Frequently Asked Questions

• What is the vertex form of a linear function?
• How do I determine the slope of a linear function in vertex form?
• How do I plot the asymptotes of a linear function in vertex form?
• How do I plot the graph of a linear function in vertex form?

Answering the Questions

1. The vertex form of a linear function is given by $f(x) = a| x - h| + k$, where $(h, k)$ is the vertex of the function.
2. To determine the slope of a linear function in vertex form, we need to look at the coefficient of the absolute value term.
3. To plot the asymptotes of a linear function in vertex form, we need to plot the lines that the function approaches as $x$ goes to infinity or negative infinity.
4. To plot the graph of a linear function in vertex form, we need to use the vertex, slope, and asymptotes.
   Q&A: Graphing Linear Functions with Vertex Form =====================================================

Frequently Asked Questions

• What is the vertex form of a linear function?
• How do I determine the slope of a linear function in vertex form?
• How do I plot the asymptotes of a linear function in vertex form?
• How do I plot the graph of a linear function in vertex form?
• What is the significance of the vertex in a linear function?
• How do I find the vertex of a linear function?
• Can I use the vertex form to graph quadratic functions?
• How do I graph a linear function with a negative slope?
• Can I use the vertex form to graph absolute value functions?

Answering the Questions

Q1: What is the vertex form of a linear function?

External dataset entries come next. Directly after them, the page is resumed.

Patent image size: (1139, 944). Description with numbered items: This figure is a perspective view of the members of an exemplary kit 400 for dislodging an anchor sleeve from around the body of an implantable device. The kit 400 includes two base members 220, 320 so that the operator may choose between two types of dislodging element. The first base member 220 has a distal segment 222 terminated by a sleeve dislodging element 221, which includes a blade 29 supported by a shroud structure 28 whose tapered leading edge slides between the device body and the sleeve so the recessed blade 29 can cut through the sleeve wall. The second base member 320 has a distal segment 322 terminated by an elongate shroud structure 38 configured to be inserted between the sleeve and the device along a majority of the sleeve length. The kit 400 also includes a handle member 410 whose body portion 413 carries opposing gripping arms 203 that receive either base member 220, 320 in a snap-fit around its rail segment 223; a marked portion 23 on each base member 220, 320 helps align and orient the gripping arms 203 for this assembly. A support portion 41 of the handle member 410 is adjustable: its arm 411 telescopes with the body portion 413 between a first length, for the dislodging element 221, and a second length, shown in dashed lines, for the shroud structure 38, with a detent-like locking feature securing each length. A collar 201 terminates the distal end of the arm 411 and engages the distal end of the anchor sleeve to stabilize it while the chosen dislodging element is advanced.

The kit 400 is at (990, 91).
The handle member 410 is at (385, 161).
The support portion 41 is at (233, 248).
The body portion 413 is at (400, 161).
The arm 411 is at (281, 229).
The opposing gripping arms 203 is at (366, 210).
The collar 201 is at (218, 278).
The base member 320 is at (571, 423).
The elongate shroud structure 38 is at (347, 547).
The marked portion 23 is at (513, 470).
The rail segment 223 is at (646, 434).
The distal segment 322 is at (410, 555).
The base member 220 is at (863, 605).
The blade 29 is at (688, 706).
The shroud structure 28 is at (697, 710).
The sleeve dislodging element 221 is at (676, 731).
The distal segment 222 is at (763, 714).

A1: The vertex form of a linear function is given by $f(x) = a| x - h| + k$, where $(h, k)$ is the vertex of the function.

Q2: How do I determine the slope of a linear function in vertex form?

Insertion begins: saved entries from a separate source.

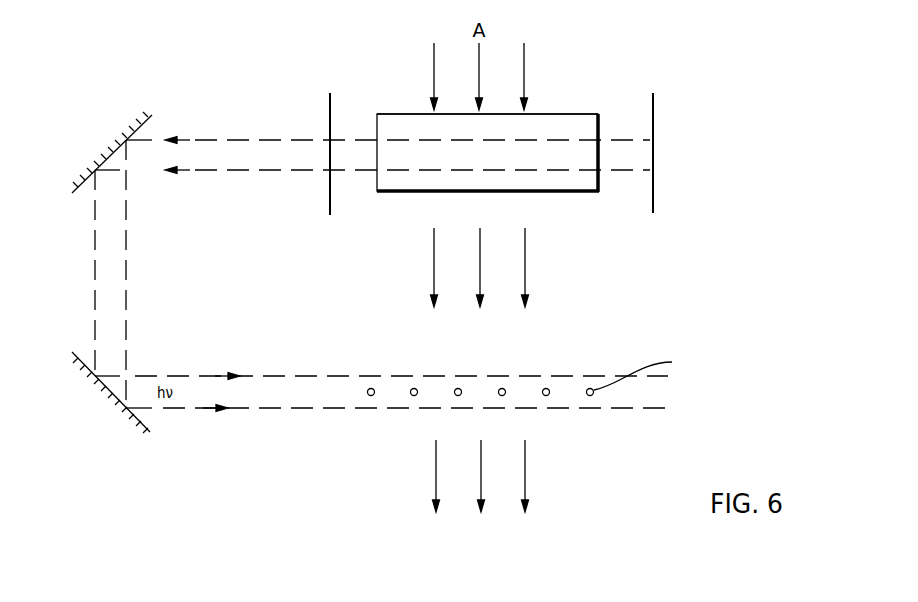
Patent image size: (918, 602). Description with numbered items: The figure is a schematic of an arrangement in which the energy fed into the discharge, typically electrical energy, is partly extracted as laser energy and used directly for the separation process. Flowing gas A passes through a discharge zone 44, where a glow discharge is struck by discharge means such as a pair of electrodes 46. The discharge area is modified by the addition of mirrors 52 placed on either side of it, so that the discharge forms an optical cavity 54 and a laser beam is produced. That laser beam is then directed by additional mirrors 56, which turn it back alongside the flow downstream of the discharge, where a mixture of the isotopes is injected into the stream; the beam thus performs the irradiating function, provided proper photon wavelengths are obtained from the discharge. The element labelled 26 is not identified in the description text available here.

The injected isotopic molecules 26 is at (547, 396).
The discharge zone 44 is at (540, 114).
The electrodes 46 is at (590, 114).
The mirrors 52 is at (330, 106).
The optical cavity 54 is at (362, 164).
The additional mirrors 56 is at (85, 178).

A2: To determine the slope of a linear function in vertex form, we need to look at the coefficient of the absolute value term. In the function $f(x) = a| x - h| + k$, the slope is given by $a$.

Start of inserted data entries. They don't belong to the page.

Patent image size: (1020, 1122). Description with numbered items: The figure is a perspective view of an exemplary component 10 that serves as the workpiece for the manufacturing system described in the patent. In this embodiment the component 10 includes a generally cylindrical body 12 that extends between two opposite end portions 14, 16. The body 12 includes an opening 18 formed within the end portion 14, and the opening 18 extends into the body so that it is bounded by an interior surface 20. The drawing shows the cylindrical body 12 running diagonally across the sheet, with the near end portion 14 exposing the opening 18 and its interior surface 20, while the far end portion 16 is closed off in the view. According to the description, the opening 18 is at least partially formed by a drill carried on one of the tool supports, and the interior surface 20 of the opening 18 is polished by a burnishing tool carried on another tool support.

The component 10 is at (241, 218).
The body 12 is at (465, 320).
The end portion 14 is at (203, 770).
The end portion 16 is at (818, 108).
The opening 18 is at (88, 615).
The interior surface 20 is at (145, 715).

Q3: How do I plot the asymptotes of a linear function in vertex form?

A3: To plot the asymptotes of a linear function in vertex form, we need to plot the lines that the function approaches as $x$ goes to infinity or negative infinity. In the function $f(x) = a| x - h| + k$, the asymptotes are the lines $y = k - a$ and $y = k + a$.

Q4: How do I plot the graph of a linear function in vertex form?

A4: To plot the graph of a linear function in vertex form, we need to use the vertex, slope, and asymptotes. We can plot the vertex at $(h, k)$, draw a line with slope $a$ through the vertex, and plot the asymptotes.

Q5: What is the significance of the vertex in a linear function?

A5: The vertex of a linear function is the point where the function changes direction. It is the minimum or maximum point of the function.

Q6: How do I find the vertex of a linear function?

A6: To find the vertex of a linear function, we need to look at the vertex form of the function. In the function $f(x) = a| x - h| + k$, the vertex is given by $(h, k)$.

Q7: Can I use the vertex form to graph quadratic functions?

A7: No, the vertex form is used to graph linear functions, not quadratic functions. Quadratic functions have a different form, known as the standard form.

Q8: How do I graph a linear function with a negative slope?

A8: To graph a linear function with a negative slope, we need to use the vertex form of the function. We can plot the vertex at $(h, k)$, draw a line with slope $-a$ through the vertex, and plot the asymptotes.

Q9: Can I use the vertex form to graph absolute value functions?

A9: Yes, the vertex form can be used to graph absolute value functions. The vertex form of an absolute value function is given by $f(x) = a| x - h| + k$, where $(h, k)$ is the vertex of the function.

Conclusion

Graphing linear functions with vertex form involves understanding the vertex and the translations involved. The vertex form of a linear function is given by $f(x) = a| x - h| + k$, where $(h, k)$ is the vertex of the function. By using the vertex, slope, and asymptotes, we can plot the graph of the function.